The scarcity of manual gearboxes in car makers’ ranges is echoed in new-car sales figures. Data shared with carwow by the Society of Motor Manufacturers and Traders (SMMT) shows just 24% of new cars sold in 2011 were ordered with an automatic gearbox, a figure that had risen to 62.4% by 2021.

Why are manual gearboxes dying out?

The demise of the manual gearbox can be attributed to several factors. First, it is intrinsically linked to the growing popularity of electric cars, which are never available with manual gearboxes. The same is true of hybrid cars, with one or two past exceptions.

Second, modern safety systems are often easier to integrate into cars with automatic gearboxes. Autonomous emergency braking, for example, can apply a car’s brakes if sensors detect an obstacle for which the driver has not taken evasive action. In a car with a manual gearbox, AEB can cause the engine to stall if the driver doesn’t depress the clutch, something that does not happen in a car with an automatic transmission. And while automatic gearboxes tended historically to be significantly less fuel efficient than their manual counterparts, technological and engineering advancements mean today’s auto transmissions have efficiency figures that are more comparable to manuals.

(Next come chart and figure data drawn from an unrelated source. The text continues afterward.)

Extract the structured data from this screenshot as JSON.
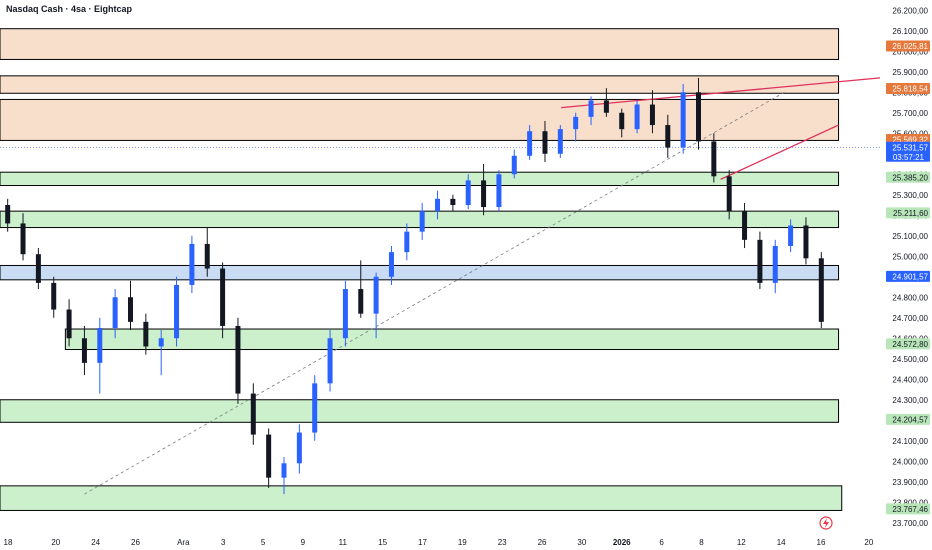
{
  "header": {
    "title": "Nasdaq Cash · 4sa · Eightcap"
  },
  "colors": {
    "up": "#2962ff",
    "down": "#131722",
    "resistance_zone": "#f7dfcb",
    "support_zone": "#ccefcc",
    "blue_zone": "#c9dcf3",
    "trendline": "#e0315c",
    "dashed_line": "#787b86",
    "price_tag_blue": "#2962ff",
    "price_tag_orange": "#e5793d",
    "price_tag_green": "#b8e6b8"
  },
  "chart_data": {
    "type": "candlestick",
    "title": "Nasdaq Cash · 4sa · Eightcap",
    "ylim": [
      23650,
      26250
    ],
    "y_ticks": [
      "26.200,00",
      "26.100,00",
      "26.000,00",
      "25.900,00",
      "25.800,00",
      "25.700,00",
      "25.600,00",
      "25.500,00",
      "25.400,00",
      "25.300,00",
      "25.200,00",
      "25.100,00",
      "25.000,00",
      "24.900,00",
      "24.800,00",
      "24.700,00",
      "24.600,00",
      "24.500,00",
      "24.400,00",
      "24.300,00",
      "24.200,00",
      "24.100,00",
      "24.000,00",
      "23.900,00",
      "23.800,00",
      "23.700,00"
    ],
    "x_ticks": [
      {
        "label": "18",
        "t": 0.5
      },
      {
        "label": "20",
        "t": 3.5
      },
      {
        "label": "24",
        "t": 6.0
      },
      {
        "label": "26",
        "t": 8.5
      },
      {
        "label": "Ara",
        "t": 11.5
      },
      {
        "label": "3",
        "t": 14.0
      },
      {
        "label": "5",
        "t": 16.5
      },
      {
        "label": "9",
        "t": 19.0
      },
      {
        "label": "11",
        "t": 21.5
      },
      {
        "label": "15",
        "t": 24.0
      },
      {
        "label": "17",
        "t": 26.5
      },
      {
        "label": "19",
        "t": 29.0
      },
      {
        "label": "23",
        "t": 31.5
      },
      {
        "label": "26",
        "t": 34.0
      },
      {
        "label": "30",
        "t": 36.5
      },
      {
        "label": "2026",
        "t": 39.0
      },
      {
        "label": "6",
        "t": 41.5
      },
      {
        "label": "8",
        "t": 44.0
      },
      {
        "label": "12",
        "t": 46.5
      },
      {
        "label": "14",
        "t": 49.0
      },
      {
        "label": "16",
        "t": 51.5
      },
      {
        "label": "20",
        "t": 54.5
      }
    ],
    "x_range": [
      0,
      55.2
    ],
    "price_tags": [
      {
        "value": 26025.81,
        "label": "26.025,81",
        "style": "orange"
      },
      {
        "value": 25818.54,
        "label": "25.818,54",
        "style": "orange"
      },
      {
        "value": 25569.32,
        "label": "25.569,32",
        "style": "orange"
      },
      {
        "value": 25531.57,
        "label": "25.531,57",
        "style": "blue",
        "sub": "03:57:21"
      },
      {
        "value": 25385.2,
        "label": "25.385,20",
        "style": "green"
      },
      {
        "value": 25211.6,
        "label": "25.211,60",
        "style": "green"
      },
      {
        "value": 24901.57,
        "label": "24.901,57",
        "style": "blue"
      },
      {
        "value": 24572.8,
        "label": "24.572,80",
        "style": "green"
      },
      {
        "value": 24204.57,
        "label": "24.204,57",
        "style": "green"
      },
      {
        "value": 23767.46,
        "label": "23.767,46",
        "style": "green"
      }
    ],
    "zones": [
      {
        "kind": "resistance",
        "t0": 0,
        "t1": 52.6,
        "y_low": 25960,
        "y_high": 26110
      },
      {
        "kind": "resistance",
        "t0": 0,
        "t1": 52.6,
        "y_low": 25795,
        "y_high": 25880
      },
      {
        "kind": "resistance",
        "t0": 0,
        "t1": 52.6,
        "y_low": 25565,
        "y_high": 25765
      },
      {
        "kind": "support",
        "t0": 0,
        "t1": 52.6,
        "y_low": 25345,
        "y_high": 25410
      },
      {
        "kind": "support",
        "t0": 0,
        "t1": 52.6,
        "y_low": 25140,
        "y_high": 25220
      },
      {
        "kind": "blue",
        "t0": 0,
        "t1": 52.6,
        "y_low": 24885,
        "y_high": 24955
      },
      {
        "kind": "support",
        "t0": 4.1,
        "t1": 52.6,
        "y_low": 24545,
        "y_high": 24645
      },
      {
        "kind": "support",
        "t0": 0,
        "t1": 52.6,
        "y_low": 24190,
        "y_high": 24300
      },
      {
        "kind": "support",
        "t0": 0,
        "t1": 52.8,
        "y_low": 23760,
        "y_high": 23880
      }
    ],
    "trendlines": [
      {
        "style": "solid",
        "t0": 35.2,
        "y0": 25725,
        "t1": 55.2,
        "y1": 25870
      },
      {
        "style": "solid",
        "t0": 45.2,
        "y0": 25375,
        "t1": 52.6,
        "y1": 25640
      },
      {
        "style": "dashed",
        "t0": 5.3,
        "y0": 23840,
        "t1": 49.2,
        "y1": 25800
      }
    ],
    "candles": [
      [
        25250,
        25280,
        25120,
        25160
      ],
      [
        25160,
        25210,
        24980,
        25010
      ],
      [
        25010,
        25040,
        24840,
        24870
      ],
      [
        24870,
        24900,
        24700,
        24740
      ],
      [
        24740,
        24790,
        24560,
        24600
      ],
      [
        24600,
        24660,
        24420,
        24480
      ],
      [
        24480,
        24700,
        24330,
        24650
      ],
      [
        24650,
        24840,
        24600,
        24800
      ],
      [
        24800,
        24880,
        24640,
        24680
      ],
      [
        24680,
        24720,
        24520,
        24560
      ],
      [
        24560,
        24640,
        24420,
        24600
      ],
      [
        24600,
        24900,
        24560,
        24860
      ],
      [
        24860,
        25100,
        24820,
        25060
      ],
      [
        25060,
        25140,
        24900,
        24940
      ],
      [
        24940,
        24970,
        24600,
        24660
      ],
      [
        24660,
        24700,
        24280,
        24330
      ],
      [
        24330,
        24380,
        24080,
        24130
      ],
      [
        24130,
        24160,
        23870,
        23920
      ],
      [
        23920,
        24020,
        23840,
        23990
      ],
      [
        23990,
        24180,
        23940,
        24140
      ],
      [
        24140,
        24420,
        24100,
        24380
      ],
      [
        24380,
        24640,
        24340,
        24600
      ],
      [
        24600,
        24880,
        24560,
        24840
      ],
      [
        24840,
        24980,
        24700,
        24720
      ],
      [
        24720,
        24920,
        24600,
        24900
      ],
      [
        24900,
        25050,
        24860,
        25020
      ],
      [
        25020,
        25160,
        24980,
        25120
      ],
      [
        25120,
        25260,
        25080,
        25220
      ],
      [
        25220,
        25320,
        25180,
        25280
      ],
      [
        25280,
        25300,
        25220,
        25250
      ],
      [
        25250,
        25400,
        25230,
        25370
      ],
      [
        25370,
        25450,
        25200,
        25240
      ],
      [
        25240,
        25420,
        25220,
        25400
      ],
      [
        25400,
        25520,
        25380,
        25490
      ],
      [
        25490,
        25640,
        25470,
        25610
      ],
      [
        25610,
        25660,
        25460,
        25500
      ],
      [
        25500,
        25640,
        25480,
        25620
      ],
      [
        25620,
        25700,
        25560,
        25680
      ],
      [
        25680,
        25780,
        25640,
        25760
      ],
      [
        25760,
        25820,
        25680,
        25700
      ],
      [
        25700,
        25720,
        25580,
        25620
      ],
      [
        25620,
        25760,
        25600,
        25740
      ],
      [
        25740,
        25810,
        25600,
        25640
      ],
      [
        25640,
        25690,
        25480,
        25530
      ],
      [
        25530,
        25840,
        25500,
        25800
      ],
      [
        25800,
        25870,
        25520,
        25560
      ],
      [
        25560,
        25600,
        25360,
        25390
      ],
      [
        25390,
        25420,
        25180,
        25220
      ],
      [
        25220,
        25260,
        25040,
        25080
      ],
      [
        25080,
        25120,
        24840,
        24870
      ],
      [
        24870,
        25080,
        24820,
        25050
      ],
      [
        25050,
        25180,
        25020,
        25150
      ],
      [
        25150,
        25190,
        24960,
        24990
      ],
      [
        24990,
        25020,
        24650,
        24680
      ]
    ]
  }
}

Automatic gearboxes have also become far more rewarding to use over time. Whereas once drivers might have found a lethargic auto with just four speeds and a reluctance to change down when overtaking, today’s autos often come with seven, eight, nine or even ten speeds, can change down almost instantaneously and often feature steering-wheel-mounted paddle shifters that allow drivers to decide for themselves which gear the car should be in.

Additionally, autos tend to offer a packaging advantage over manual transmissions: with no need for a mechanical gear-lever, automatic gearboxes can be controlled by a dial, buttons, or some other space-saving control, leaving more room for cubby space where once a shifter would have sat.